PF realiza operação no RJ com buscas na casa do ex-governador Cláudio Castro

15 de maio de 2026

PF realiza operação no RJ com buscas na casa do ex-governador Cláudio Castro

A Polícia Federal deflagrou nesta sexta-feira (15) a Operação Sem Refino no Rio de Janeiro, que investiga os negócios da Refit, antiga Refinaria de Manguinhos, suspeita de fraudes fiscais. O ex-governador Cláudio Castro (PL) é um dos alvos e teve sua residência, localizada em um condomínio de luxo na Barra da Tijuca, Zona Sudoeste, vasculhada por agentes. Castro acompanhou as buscas acompanhado de seus advogados, que duraram cerca de duas horas, após as quais os policiais saíram do local com malotes.

A ação, determinada pelo ministro Alexandre de Moraes, do Supremo Tribunal Federal (STF), ocorre no âmbito da ADPF das Favelas, que apura a atuação de organizações criminosas e suas conexões com agentes públicos no Rio de Janeiro. Além de Castro, também são alvo o desembargador afastado Guaraci Vianna, o ex-secretário estadual de Fazenda Juliano Pasqual e o ex-procurador do estado Renan Saad. No total, 17 mandados de busca e apreensão estão sendo cumpridos.

O empresário Ricardo Magro, dono da Refit, está na mira da PF e teve seu nome solicitado para a inclusão na Difusão Vermelha da Interpol, lista mundial dos mais procurados. A investigação aponta que a Refit pode ter usado sua estrutura societária e financeira para ocultação patrimonial, dissimulação de bens e evasão de recursos ao exterior.

Cláudio Castro renunciou ao cargo de governador em 23 de março, um dia antes do Tribunal Superior Eleitoral (TSE) retomar julgamento que resultou em sua inelegibilidade por abuso de poder nas eleições de 2022. Atualmente, a gestão do estado está a cargo de forma interina pelo desembargador Ricardo Couto, presidente do Tribunal de Justiça. O STF ainda discute o formato da escolha do governador para o mandato-tampão até a posse do eleito em outubro. Castro se prepara para concorrer ao Senado nas eleições deste ano.

O Grupo Refit já foi alvo de uma grande operação em novembro, a Operação Poço de Lobato, que envolveu órgãos federais e de São Paulo, com 190 alvos em cinco estados.
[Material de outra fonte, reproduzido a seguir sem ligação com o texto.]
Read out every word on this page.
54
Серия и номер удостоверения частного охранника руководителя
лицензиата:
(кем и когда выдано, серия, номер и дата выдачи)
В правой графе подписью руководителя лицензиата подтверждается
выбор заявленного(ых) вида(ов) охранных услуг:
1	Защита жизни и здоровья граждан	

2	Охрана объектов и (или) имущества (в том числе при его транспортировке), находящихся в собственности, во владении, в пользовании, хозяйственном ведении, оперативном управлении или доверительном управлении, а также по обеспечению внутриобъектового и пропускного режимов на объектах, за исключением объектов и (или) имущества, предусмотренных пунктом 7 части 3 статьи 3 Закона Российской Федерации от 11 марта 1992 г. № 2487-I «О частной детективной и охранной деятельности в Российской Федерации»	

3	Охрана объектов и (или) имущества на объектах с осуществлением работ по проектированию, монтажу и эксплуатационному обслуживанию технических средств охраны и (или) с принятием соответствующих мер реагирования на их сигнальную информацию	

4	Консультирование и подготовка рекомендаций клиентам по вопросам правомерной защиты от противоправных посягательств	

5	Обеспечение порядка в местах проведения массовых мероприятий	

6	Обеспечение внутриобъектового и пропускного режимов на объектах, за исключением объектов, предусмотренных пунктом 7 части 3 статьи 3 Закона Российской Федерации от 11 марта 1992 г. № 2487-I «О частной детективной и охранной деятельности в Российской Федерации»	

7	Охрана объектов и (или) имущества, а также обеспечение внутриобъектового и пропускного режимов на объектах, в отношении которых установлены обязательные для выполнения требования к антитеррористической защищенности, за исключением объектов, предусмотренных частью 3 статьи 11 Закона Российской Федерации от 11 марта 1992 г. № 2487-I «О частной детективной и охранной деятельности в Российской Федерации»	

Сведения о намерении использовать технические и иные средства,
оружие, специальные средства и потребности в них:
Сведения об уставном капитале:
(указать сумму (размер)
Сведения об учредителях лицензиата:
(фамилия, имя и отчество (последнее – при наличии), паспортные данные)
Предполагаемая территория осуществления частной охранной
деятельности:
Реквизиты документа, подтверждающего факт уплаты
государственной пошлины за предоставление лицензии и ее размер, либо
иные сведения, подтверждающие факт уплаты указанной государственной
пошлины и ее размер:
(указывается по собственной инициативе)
A investigação levantou prejuízos estimados em R$ 26 bilhões aos cofres públicos e apontou que a empresa usava uma estrutura para ocultar lucros, reduzir impostos e proteger patrimônio.
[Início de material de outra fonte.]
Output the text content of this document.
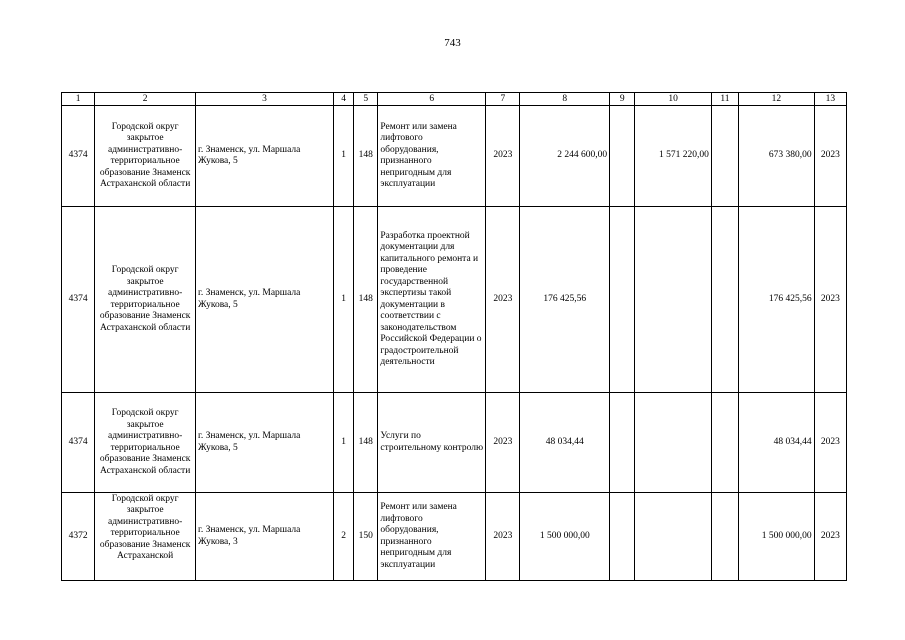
743
1	2	3	4	5	6	7	8	9	10	11	12	13
4374	Городской округ закрытое административно-территориальное образование Знаменск Астраханской области	г. Знаменск, ул. Маршала Жукова, 5	1	148	Ремонт или замена лифтового оборудования, признанного непригодным для эксплуатации	2023	2 244 600,00		1 571 220,00		673 380,00	2023
4374	Городской округ закрытое административно-территориальное образование Знаменск Астраханской области	г. Знаменск, ул. Маршала Жукова, 5	1	148	Разработка проектной документации для капитального ремонта и проведение государственной экспертизы такой документации в соответствии с законодательством Российской Федерации о градостроительной деятельности	2023	176 425,56				176 425,56	2023
4374	Городской округ закрытое административно-территориальное образование Знаменск Астраханской области	г. Знаменск, ул. Маршала Жукова, 5	1	148	Услуги по строительному контролю	2023	48 034,44				48 034,44	2023
4372	Городской округ закрытое административно-территориальное образование Знаменск Астраханской	г. Знаменск, ул. Маршала Жукова, 3	2	150	Ремонт или замена лифтового оборудования, признанного непригодным для эксплуатации	2023	1 500 000,00				1 500 000,00	2023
Fraudes incluíam classificações incorretas nos portos para pagar menos impostos na importação de combustíveis, declarado como processados no Brasil para diminuir tributos, abastecendo uma cadeia que compreendia distribuidoras e postos ligados ao mesmo grupo econômico.

O esquema também utilizava cerca de 50 fundos de investimento e empresas em cadeia para ocultar os lucros reais, com ações coordenadas entre núcleos familiares, jurídicos, tecnológicos e financeiros.
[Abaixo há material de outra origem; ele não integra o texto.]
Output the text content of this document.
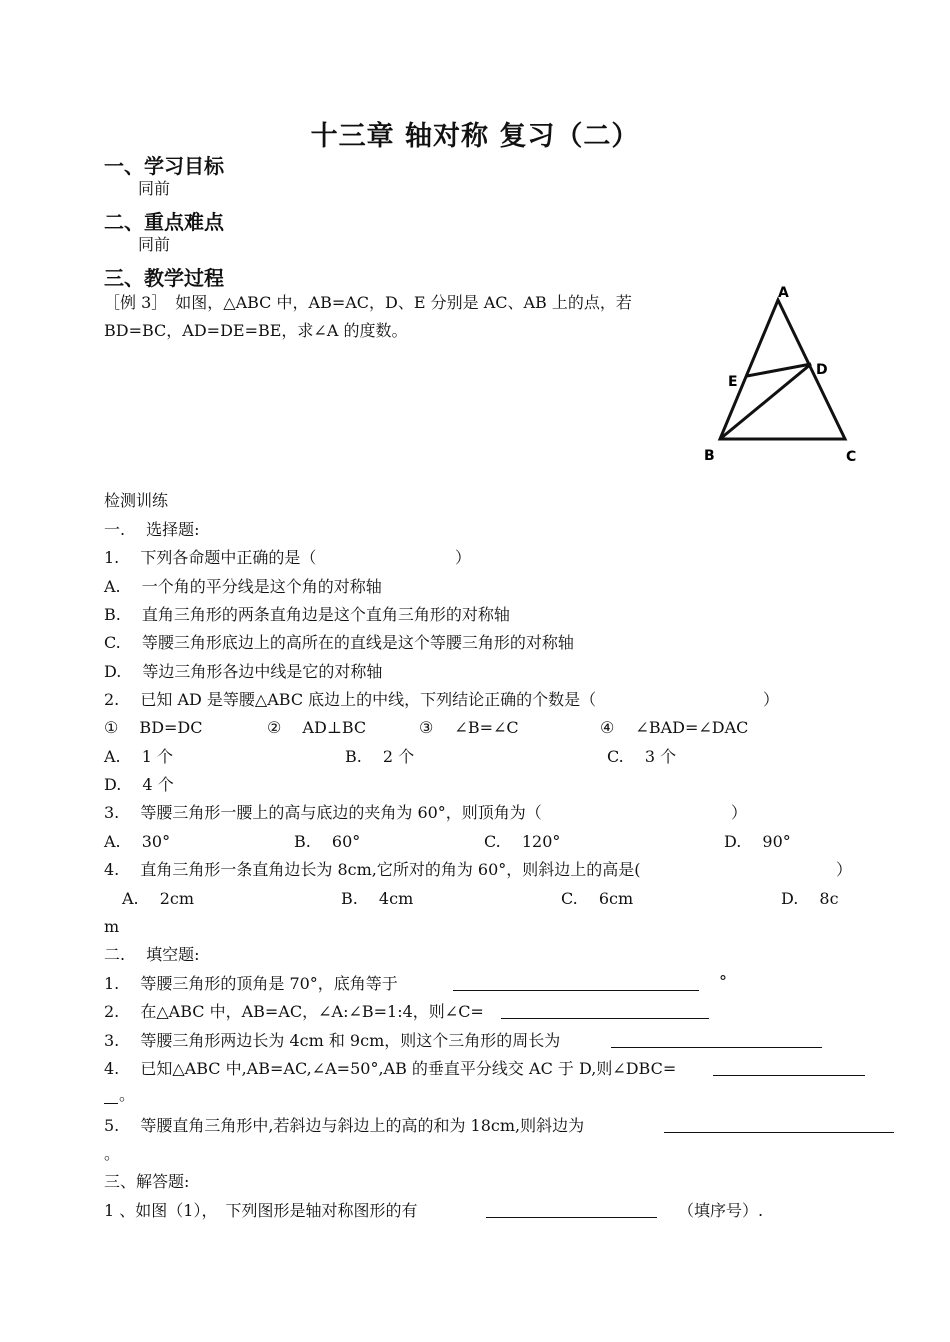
十三章 轴对称 复习（二）
一、学习目标
同前
二、重点难点
同前
三、教学过程
［例 3］　如图，△ABC 中，AB=AC，D、E 分别是 AC、AB 上的点，若
BD=BC，AD=DE=BE，求∠A 的度数。
A
B	C
D
E
检测训练
一.　 选择题:
1.　 下列各命题中正确的是（	）
A.　 一个角的平分线是这个角的对称轴
B.　 直角三角形的两条直角边是这个直角三角形的对称轴
C.　 等腰三角形底边上的高所在的直线是这个等腰三角形的对称轴
D.　 等边三角形各边中线是它的对称轴
2.　 已知 AD 是等腰△ABC 底边上的中线，下列结论正确的个数是（	）
①　 BD=DC	②　 AD⊥BC	③　 ∠B=∠C	④　 ∠BAD=∠DAC
A.　 1 个	B.　 2 个	C.　 3 个
D.　 4 个
3.　 等腰三角形一腰上的高与底边的夹角为 60°，则顶角为（	）
A.　 30°	B.　 60°	C.　 120°	D.　 90°
4.　 直角三角形一条直角边长为 8cm,它所对的角为 60°，则斜边上的高是(	）
A.　 2cm	B.　 4cm	C.　 6cm	D.　 8c
m
二.　 填空题:
1.　 等腰三角形的顶角是 70°，底角等于	°
2.　 在△ABC 中，AB=AC，∠A:∠B=1:4，则∠C=
3.　 等腰三角形两边长为 4cm 和 9cm，则这个三角形的周长为
4.　 已知△ABC 中,AB=AC,∠A=50°,AB 的垂直平分线交 AC 于 D,则∠DBC=
。
5.　 等腰直角三角形中,若斜边与斜边上的高的和为 18cm,则斜边为
。
三、解答题:
1 、如图（1），　下列图形是轴对称图形的有	（填序号）.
Problemas detectados envolvem lacunas em declarações de importação, notas fiscais incompatíveis, utilização de aditivos não autorizados, falta de comprovação de refino e retenção de navios contendo 180 milhões de litros de combustível.

A refinaria foi interditada pela Agência Nacional do Petróleo, Gás Natural e Biocombustíveis (ANP) por suspeitas de importação irregular e uso indevido de tanques, além de já ter sofrido ações judiciais por vazamentos ambientais e ser objeto de investigações sobre adulteração e fraudes no setor de combustíveis.